R-FCN with PVANet
This repo contains an integrated framework of R-FCN and PVANet for object (clothing) detecion. For the details of these methods, please refer to the official github repo (R-FCN , PVANet) and paper.
Main feature
- OHEM (CVPR2016) implementation from R-FCN (for data augmentation)
- Plateau (for learning rate) and bounding box voting implementation from PVANet
- Merge BN/Scale layer code from PVANet (for acceleration)
Installation
Follow the step0 to step3 that were shown in PVANet.
How to run the demo
- Download PVANet_comp or PVANet_lite detection model (scp or ?!)
- Run the demo script (TBM)
- Models and deploy OOXXXXXXXXXXXXXXXX
How to train PVANet_comp model
This model is trained and tested by using the following features: Plateau, OHEM, bbox voting, and I also apply SVD decomposition on FCs to compress model size (two small FCs to approximate the original FC).
The simple training log is in OOOXXXXXXXXXXXXXXXXXXXXXXXXXX
Run the script for training PVANet_comp model
./tools/train_net.py \
--gpu 0 \
--solver models/pascal_voc/PVANet/solver_plateau_comp_ohem.prototxt \
--weights models/pascal_voc/PVANet/pva_comp_original.model \
--imdb FlickrClothingTrain_0926 \
--iters 500000 \
--cfg experiments/cfgs/rfcn_pvanet_ohem.yml
Note:
- This model will fine-tune from VOC model (pva_comp_original.model), and the snapshot function in train_net.py has been modified (snapshot bbox_pred_new layer, not bbox_pred layer)
- My comp version is training a new model (no conversion). Actually, the suitable way for generating comp version is converting from PVANet model by :
tools/compress_net.py
Training data
- The format of annotation is similar to VOC (XML files)
- An example of imdb is in lib/dataset/largeflickr.py
- There would be a cache file generated in data/cache, if you want to add more data with same imdb name, please delete the previous imdb file (.pkl)
How to train PVANet_lite model
This model is trained and tested by using the following features: Plateau, OHEM, BN layer (RC), Conv_rpn/Convf, bbox voting .

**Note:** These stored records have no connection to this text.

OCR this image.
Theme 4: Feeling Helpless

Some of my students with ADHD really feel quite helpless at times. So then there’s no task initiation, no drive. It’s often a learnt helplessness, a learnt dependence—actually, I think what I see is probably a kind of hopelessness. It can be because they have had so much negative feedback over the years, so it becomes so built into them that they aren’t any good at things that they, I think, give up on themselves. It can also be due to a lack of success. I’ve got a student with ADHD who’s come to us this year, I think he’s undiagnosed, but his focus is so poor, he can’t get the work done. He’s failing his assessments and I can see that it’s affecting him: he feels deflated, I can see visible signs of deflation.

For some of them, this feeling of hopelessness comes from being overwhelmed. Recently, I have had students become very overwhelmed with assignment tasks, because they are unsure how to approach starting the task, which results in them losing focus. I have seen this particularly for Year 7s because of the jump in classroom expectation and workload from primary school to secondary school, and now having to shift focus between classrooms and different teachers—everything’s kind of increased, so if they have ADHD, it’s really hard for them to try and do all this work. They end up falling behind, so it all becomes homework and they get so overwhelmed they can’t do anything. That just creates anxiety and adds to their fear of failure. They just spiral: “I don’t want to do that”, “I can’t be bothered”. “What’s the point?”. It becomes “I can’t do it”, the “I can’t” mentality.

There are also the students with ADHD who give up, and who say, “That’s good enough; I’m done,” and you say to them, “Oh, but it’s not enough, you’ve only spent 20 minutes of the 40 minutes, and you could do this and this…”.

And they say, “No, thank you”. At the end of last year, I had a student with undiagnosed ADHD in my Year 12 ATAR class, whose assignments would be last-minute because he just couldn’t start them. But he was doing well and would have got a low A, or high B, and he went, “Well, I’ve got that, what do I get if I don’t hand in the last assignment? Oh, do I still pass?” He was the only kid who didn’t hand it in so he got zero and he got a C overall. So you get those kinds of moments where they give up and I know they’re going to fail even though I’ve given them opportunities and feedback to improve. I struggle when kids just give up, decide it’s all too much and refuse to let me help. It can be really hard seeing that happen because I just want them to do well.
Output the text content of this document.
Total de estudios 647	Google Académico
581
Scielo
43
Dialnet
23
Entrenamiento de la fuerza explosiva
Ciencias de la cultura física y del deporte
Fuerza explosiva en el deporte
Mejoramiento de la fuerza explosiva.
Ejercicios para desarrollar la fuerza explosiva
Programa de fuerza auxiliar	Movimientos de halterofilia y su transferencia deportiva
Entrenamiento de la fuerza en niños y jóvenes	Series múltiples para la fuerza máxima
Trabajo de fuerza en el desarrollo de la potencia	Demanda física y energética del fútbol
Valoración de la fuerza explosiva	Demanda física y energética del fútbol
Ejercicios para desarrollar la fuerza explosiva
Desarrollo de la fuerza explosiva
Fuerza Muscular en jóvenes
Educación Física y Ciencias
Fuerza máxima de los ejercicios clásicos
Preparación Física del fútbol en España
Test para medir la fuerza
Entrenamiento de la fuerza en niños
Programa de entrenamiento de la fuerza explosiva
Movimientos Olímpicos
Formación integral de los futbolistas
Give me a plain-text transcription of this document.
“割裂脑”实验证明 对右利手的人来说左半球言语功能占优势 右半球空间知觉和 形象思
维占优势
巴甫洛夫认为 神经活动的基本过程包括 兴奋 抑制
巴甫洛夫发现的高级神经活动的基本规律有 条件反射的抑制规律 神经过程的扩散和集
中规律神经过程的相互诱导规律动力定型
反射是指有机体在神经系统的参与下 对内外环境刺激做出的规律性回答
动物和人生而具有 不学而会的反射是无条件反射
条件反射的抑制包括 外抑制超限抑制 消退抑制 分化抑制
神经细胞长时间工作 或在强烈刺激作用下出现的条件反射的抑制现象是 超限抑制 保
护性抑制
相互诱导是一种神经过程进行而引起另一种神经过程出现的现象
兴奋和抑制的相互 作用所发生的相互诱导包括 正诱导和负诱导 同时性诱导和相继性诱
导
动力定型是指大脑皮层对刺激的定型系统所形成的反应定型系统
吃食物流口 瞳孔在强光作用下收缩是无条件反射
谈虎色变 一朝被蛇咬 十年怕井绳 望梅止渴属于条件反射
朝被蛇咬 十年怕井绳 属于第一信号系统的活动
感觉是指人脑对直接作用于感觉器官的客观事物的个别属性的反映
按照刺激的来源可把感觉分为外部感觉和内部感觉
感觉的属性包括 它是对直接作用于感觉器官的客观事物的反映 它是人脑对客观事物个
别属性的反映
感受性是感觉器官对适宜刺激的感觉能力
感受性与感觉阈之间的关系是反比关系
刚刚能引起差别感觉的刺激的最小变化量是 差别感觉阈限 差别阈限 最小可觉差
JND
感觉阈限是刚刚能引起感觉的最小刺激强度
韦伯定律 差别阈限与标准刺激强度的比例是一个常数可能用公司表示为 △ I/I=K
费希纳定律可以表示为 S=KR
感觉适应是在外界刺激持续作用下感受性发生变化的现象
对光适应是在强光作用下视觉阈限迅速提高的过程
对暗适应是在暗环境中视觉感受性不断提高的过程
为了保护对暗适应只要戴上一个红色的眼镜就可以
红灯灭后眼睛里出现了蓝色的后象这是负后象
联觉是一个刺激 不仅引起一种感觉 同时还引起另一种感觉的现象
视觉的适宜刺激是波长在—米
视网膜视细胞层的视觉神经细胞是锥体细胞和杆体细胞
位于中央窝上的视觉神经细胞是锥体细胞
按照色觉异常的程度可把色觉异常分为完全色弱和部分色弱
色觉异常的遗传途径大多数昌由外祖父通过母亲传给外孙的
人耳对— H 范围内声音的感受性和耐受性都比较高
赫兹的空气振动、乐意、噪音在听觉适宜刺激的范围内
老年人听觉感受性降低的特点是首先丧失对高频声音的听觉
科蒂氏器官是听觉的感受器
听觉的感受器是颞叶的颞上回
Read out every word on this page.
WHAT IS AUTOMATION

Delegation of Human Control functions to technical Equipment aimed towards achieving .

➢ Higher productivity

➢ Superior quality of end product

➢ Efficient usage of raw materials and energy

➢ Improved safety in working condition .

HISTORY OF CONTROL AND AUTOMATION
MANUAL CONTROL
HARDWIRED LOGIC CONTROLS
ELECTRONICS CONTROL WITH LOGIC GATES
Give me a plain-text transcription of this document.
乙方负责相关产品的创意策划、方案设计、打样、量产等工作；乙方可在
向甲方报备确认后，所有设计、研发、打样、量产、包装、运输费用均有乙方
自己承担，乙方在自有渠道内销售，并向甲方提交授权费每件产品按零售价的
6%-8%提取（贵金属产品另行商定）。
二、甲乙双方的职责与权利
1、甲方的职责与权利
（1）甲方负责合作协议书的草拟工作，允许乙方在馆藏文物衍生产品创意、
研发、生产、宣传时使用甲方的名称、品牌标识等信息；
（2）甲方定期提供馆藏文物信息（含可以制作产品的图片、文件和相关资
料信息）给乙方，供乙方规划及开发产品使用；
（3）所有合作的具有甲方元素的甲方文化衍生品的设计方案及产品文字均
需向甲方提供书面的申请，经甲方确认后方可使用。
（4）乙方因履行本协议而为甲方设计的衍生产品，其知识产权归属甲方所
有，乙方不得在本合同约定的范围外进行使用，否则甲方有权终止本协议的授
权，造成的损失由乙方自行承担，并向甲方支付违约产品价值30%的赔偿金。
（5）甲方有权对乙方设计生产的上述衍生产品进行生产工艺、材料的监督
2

The simple training log is in OOOXXXXXXXXXXXXXXXXXXXXXXXXXX
Run the script for training PVANet_lite model:
./tools/train_net.py \
--gpu 0 \
--solver models/pascal_voc/PVANet_lite/solver_plateau_rc.prototxt \
--weights models/pascal_voc/PVANet_lite/original.model \
--imdb FlickrClothingTrain_0926 \
--iters 500000 \
--cfg experiments/cfgs/rfcn_pvanet_ohem.yml
Training data: same (FlickrClothingTrain_0926)
Results
Model | Inference Time | Model Size | MAP |
---|---|---|---|
PVANet_org | 48 / X ms | 313 MB | 0.835/0.816 |
PVANet_comp_480000.caffemodel | 36 / 28 ms | 79 MB | 0.855/0.822 |
PVANet_lite_390000.caffemodel | 16 / 12 ms | 36 MB | 0.835/0.797 |
R-FCN with PVANet | 35 / 28 ms | 22 MB | 0.837/0.797 |
Note
- The inference time was run on Titan X (Maxwell and Pascal).
- These models have done BN/Scale conversion.
- The MAP is testing on two datasets with scenario of street and shop (VIPs).